Para lograr este objetivo, el Banco Central repitió su táctica de elevar las tasas en el mercado de Pases, una medida diseñada para absorber pesos de los bancos y reducir el exceso de liquidez que podría alimentar la demanda de dólares. Paralelamente, el Ministerio de Economía llevó a cabo una licitación de deuda fuera de lo programado, ofreciendo tasas más atractivas para captar $4,7 billones. Estas acciones buscan retirar los pesos excedentes que surgieron tras el desmantelamiento de las Letras Financiadas (LeFi), un proceso que había dejado una cantidad considerable de dinero en circulación.
Además de las medidas monetarias, el Ministerio de Economía realizó una compra de US$ 500 millones en una operación «en bloque», es decir, por fuera del mercado oficial de cambios. Esta adquisición permitió que las reservas del Banco Central aumentaran significativamente, pasando de US$ 39.060 millones a US$ 39.551 millones en un solo día, fortaleciendo la posición del país frente a la volatilidad cambiaria.

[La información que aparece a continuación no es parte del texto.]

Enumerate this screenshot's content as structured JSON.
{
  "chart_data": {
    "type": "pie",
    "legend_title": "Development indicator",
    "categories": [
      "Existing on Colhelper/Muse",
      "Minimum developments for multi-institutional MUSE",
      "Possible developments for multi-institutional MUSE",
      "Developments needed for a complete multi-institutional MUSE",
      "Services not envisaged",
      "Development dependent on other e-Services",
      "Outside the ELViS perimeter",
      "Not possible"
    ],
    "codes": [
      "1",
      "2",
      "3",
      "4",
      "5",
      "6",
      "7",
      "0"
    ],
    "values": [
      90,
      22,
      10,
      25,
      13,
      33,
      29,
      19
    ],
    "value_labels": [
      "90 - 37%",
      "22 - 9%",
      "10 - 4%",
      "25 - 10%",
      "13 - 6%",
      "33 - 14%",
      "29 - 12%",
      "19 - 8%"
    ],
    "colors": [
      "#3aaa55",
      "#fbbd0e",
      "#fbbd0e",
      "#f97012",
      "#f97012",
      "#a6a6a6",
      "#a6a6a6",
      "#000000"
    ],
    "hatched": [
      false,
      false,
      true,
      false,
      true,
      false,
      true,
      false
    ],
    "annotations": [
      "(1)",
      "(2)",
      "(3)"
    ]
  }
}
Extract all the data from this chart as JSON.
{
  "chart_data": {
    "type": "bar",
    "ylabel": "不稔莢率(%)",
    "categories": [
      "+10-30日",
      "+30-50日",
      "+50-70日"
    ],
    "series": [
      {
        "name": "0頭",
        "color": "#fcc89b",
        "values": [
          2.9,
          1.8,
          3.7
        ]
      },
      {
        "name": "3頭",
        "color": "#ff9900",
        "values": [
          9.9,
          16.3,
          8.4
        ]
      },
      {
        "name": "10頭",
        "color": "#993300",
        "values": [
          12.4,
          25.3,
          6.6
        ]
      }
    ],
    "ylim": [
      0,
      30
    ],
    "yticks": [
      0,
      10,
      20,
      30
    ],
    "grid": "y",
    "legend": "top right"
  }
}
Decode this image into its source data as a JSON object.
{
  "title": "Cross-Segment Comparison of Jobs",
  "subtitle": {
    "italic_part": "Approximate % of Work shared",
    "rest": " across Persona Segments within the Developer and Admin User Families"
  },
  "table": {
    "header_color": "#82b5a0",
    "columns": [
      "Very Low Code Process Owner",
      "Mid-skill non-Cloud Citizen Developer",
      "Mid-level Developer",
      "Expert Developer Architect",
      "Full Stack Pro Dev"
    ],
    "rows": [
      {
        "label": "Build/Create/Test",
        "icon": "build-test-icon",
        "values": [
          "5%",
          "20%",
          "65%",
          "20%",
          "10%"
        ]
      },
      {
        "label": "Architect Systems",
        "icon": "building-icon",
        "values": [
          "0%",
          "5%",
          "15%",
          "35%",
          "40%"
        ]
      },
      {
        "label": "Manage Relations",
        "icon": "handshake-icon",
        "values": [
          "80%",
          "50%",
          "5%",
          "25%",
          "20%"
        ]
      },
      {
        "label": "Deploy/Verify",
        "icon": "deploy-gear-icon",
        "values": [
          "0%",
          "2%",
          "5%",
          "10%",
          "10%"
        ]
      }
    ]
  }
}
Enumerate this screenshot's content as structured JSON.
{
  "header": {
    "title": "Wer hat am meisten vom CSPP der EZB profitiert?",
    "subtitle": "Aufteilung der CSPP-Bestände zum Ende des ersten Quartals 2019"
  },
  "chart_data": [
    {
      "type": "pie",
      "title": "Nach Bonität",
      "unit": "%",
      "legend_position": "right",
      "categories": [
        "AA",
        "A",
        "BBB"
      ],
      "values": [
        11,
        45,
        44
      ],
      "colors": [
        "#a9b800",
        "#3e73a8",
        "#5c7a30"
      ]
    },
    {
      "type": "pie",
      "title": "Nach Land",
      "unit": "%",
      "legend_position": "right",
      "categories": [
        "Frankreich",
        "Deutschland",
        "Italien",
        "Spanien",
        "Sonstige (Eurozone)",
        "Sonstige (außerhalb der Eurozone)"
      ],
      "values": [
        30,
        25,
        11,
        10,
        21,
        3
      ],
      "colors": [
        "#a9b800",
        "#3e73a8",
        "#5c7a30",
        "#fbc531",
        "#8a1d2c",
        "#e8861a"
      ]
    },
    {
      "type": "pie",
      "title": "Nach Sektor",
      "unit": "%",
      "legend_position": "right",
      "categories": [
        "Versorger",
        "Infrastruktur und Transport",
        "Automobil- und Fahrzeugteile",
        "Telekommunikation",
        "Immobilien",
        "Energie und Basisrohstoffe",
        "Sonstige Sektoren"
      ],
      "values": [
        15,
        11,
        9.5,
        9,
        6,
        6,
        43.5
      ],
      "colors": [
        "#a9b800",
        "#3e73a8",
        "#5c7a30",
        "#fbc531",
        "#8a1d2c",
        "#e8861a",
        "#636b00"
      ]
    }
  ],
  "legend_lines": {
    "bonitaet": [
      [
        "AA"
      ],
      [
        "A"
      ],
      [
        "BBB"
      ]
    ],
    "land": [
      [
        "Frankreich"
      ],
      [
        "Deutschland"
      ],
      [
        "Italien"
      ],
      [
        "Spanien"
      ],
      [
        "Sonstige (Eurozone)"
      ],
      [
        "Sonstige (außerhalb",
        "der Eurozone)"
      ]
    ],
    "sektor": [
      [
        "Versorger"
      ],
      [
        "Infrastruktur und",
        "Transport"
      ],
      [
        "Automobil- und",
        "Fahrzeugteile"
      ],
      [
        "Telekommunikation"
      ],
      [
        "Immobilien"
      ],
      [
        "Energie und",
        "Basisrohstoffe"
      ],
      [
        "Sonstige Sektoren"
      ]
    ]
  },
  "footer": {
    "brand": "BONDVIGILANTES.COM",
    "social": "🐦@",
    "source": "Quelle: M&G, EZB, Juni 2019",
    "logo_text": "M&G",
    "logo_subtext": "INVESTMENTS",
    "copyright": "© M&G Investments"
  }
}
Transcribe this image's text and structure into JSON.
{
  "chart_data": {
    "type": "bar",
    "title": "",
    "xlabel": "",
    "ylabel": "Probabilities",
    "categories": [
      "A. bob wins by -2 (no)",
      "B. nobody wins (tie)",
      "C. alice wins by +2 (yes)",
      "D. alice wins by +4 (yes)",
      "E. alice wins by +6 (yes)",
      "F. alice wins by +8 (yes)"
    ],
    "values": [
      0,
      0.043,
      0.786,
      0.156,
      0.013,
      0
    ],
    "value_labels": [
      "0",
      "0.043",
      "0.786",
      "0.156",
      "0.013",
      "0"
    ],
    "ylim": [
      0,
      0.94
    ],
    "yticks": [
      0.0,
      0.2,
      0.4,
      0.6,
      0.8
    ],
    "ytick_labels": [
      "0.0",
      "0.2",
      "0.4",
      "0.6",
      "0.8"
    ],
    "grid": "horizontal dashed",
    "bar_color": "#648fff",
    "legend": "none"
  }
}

La combinación de estas estrategias apunta a poner un freno a la subida del dólar, que en lo que va del mes acumula un incremento de casi el 5%.
Las acciones del gobierno parecen haber tenido un efecto positivo. Aunque el dólar mayorista subió levemente, cerró a $1.262, mientras que el dólar blue retrocedió notablemente, perdiendo $45 y finalizando la jornada en $1.295, por debajo de la barrera de los $1.300. Las autoridades han aclarado que la reapertura de los pases es una medida transitoria, destinada a manejar la situación de liquidez actual hasta que se normalice el mercado. Esta intervención coordinada subraya el compromiso del gobierno en mantener la estabilidad económica y controlar la inflación.